The recommendation also emphasizes the importance of not making a bid over $100 million to create a buffer
for the investment risks. At $100 million purchase price, the expected profit is $20 million and this amount is
adequate to compensate for the maximum $8.3 million premium paid to Pinkerton’s. Any higher bidding price
would only lead to decreased expected profit with increased financial risks, in many cases, shell company or
worst case of bankruptcy. In the 1980s, Kodak overvalued Sterling Drugs for $2.8 billion and never managed to
recover from this investment, even after the divestment. This is the winner’s curse that drives the recommended
bidding price to be capped at $100 million with mixed financing option.
Appendix: Valuation caveat

1. The cost of capital for Pinkerton’s is assumed to be the same as that of Wackerhut.

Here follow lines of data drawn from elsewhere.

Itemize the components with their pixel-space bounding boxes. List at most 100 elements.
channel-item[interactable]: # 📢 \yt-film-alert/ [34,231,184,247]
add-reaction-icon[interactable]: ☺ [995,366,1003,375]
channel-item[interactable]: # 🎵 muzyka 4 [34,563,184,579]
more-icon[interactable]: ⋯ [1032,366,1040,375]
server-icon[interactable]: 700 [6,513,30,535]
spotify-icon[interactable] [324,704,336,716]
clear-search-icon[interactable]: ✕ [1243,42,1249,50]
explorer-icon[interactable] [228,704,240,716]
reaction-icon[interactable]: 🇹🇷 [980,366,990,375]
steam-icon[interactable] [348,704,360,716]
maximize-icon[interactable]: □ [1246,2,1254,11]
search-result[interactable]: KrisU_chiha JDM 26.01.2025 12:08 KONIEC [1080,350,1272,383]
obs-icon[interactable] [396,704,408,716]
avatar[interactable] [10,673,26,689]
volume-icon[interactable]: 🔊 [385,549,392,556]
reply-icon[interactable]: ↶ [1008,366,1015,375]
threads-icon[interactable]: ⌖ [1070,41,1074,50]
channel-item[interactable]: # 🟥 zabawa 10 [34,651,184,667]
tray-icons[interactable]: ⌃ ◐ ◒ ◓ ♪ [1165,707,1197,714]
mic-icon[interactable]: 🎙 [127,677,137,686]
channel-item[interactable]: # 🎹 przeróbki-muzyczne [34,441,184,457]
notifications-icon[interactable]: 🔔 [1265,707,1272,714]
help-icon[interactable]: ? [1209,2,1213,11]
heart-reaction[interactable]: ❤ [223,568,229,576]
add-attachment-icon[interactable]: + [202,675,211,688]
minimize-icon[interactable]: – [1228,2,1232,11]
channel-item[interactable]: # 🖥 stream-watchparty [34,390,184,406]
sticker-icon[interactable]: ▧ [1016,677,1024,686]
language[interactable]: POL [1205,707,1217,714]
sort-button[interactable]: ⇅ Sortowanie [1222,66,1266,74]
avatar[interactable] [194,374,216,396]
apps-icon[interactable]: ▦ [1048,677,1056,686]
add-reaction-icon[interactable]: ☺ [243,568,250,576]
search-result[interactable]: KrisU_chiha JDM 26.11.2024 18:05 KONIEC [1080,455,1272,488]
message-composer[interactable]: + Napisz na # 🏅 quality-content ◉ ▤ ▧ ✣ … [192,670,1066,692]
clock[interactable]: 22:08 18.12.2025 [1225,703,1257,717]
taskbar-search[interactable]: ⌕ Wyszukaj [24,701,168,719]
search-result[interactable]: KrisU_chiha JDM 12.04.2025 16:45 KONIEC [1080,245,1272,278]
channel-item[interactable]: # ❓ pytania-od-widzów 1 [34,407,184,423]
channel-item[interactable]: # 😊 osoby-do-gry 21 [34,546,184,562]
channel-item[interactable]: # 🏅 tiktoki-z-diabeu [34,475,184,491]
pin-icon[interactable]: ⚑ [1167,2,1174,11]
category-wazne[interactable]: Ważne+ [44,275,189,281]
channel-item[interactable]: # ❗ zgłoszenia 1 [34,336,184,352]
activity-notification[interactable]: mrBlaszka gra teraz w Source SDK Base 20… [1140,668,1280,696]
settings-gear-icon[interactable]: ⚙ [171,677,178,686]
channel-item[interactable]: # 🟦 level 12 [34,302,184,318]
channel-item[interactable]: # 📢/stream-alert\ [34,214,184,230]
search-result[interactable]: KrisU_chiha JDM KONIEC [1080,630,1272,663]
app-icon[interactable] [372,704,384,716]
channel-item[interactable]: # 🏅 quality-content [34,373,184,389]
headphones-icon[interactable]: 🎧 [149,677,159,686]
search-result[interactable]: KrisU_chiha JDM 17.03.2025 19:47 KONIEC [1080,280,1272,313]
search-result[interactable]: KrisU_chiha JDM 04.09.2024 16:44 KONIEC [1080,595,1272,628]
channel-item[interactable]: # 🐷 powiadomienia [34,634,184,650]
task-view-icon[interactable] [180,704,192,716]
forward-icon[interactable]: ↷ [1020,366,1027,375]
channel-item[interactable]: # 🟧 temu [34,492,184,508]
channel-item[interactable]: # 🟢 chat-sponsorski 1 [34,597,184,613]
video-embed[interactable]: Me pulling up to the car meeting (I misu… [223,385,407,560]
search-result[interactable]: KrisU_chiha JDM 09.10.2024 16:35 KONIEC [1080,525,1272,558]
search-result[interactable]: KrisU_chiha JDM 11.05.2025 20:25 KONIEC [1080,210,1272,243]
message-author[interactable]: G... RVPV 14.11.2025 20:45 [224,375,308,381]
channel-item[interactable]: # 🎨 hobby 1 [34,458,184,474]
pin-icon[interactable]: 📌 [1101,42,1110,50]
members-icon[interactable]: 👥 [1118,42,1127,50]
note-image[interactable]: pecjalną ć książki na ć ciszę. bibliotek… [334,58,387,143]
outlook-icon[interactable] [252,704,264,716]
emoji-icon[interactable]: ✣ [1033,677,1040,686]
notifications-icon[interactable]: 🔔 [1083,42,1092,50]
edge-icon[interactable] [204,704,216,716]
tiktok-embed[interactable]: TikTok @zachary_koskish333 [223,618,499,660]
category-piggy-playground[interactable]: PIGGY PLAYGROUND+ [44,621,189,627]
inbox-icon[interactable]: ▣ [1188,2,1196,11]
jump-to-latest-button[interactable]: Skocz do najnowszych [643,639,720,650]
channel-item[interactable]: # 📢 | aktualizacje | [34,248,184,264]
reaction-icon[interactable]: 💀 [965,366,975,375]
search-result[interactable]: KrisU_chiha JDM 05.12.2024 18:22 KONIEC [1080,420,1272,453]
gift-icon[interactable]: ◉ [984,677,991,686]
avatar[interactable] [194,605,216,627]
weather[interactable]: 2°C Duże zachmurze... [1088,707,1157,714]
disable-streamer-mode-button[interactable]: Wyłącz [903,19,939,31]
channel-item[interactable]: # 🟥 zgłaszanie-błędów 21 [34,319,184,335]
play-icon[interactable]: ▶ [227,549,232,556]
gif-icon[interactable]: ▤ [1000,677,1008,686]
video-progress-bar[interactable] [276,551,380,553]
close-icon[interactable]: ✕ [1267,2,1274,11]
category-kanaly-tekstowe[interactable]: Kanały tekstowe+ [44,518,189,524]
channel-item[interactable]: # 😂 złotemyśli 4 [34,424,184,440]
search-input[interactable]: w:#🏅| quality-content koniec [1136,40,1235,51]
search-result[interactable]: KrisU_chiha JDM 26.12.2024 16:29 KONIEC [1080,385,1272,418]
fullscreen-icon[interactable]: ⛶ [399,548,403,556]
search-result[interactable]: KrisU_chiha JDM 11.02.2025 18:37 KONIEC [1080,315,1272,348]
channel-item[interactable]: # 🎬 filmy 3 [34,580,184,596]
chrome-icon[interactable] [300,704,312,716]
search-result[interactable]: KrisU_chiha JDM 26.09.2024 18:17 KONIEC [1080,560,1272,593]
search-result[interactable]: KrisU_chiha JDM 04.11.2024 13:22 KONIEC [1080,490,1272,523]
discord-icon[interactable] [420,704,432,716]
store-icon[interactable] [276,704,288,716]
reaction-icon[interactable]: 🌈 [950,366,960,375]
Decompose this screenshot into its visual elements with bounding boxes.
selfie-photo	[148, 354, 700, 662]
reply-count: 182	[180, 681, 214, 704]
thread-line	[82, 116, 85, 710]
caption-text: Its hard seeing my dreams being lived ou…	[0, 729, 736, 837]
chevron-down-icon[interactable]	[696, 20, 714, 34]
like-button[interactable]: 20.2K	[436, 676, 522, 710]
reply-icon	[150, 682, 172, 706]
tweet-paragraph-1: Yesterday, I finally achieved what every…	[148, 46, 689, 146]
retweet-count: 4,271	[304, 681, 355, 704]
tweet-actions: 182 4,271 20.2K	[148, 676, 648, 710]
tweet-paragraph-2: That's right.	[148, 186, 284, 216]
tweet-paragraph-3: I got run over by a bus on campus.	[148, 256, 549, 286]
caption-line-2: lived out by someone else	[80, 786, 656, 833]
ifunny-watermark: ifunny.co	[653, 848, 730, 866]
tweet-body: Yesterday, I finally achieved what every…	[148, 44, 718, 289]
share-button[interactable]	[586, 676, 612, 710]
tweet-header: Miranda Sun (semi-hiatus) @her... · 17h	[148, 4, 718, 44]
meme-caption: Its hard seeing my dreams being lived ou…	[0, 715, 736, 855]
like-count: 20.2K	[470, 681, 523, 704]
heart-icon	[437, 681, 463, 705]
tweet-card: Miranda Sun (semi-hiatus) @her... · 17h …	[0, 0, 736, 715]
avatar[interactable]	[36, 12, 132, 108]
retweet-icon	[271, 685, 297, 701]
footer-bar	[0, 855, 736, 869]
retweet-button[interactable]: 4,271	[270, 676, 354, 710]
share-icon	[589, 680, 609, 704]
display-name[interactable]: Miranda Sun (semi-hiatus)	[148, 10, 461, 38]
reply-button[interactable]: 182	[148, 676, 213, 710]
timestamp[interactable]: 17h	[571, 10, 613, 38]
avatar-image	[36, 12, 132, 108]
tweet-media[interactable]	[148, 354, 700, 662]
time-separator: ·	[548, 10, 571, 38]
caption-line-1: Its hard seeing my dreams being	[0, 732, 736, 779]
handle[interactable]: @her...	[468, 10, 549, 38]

This rate is used to discounted at
the enterprise of Pinkerton’s. Other key assumptions besides provided financial assumptions include the terminal
growth rate of 3%, in line with terminal growth rate of the US where the main operation is, and the tax rate of 34%.
2. The cost of capital used to discounted Pinkerton’s incremental cash flow to CPP is based on the new capital structure
under each financing option. Financial ratios, terminal growth rate, and tax rate is same.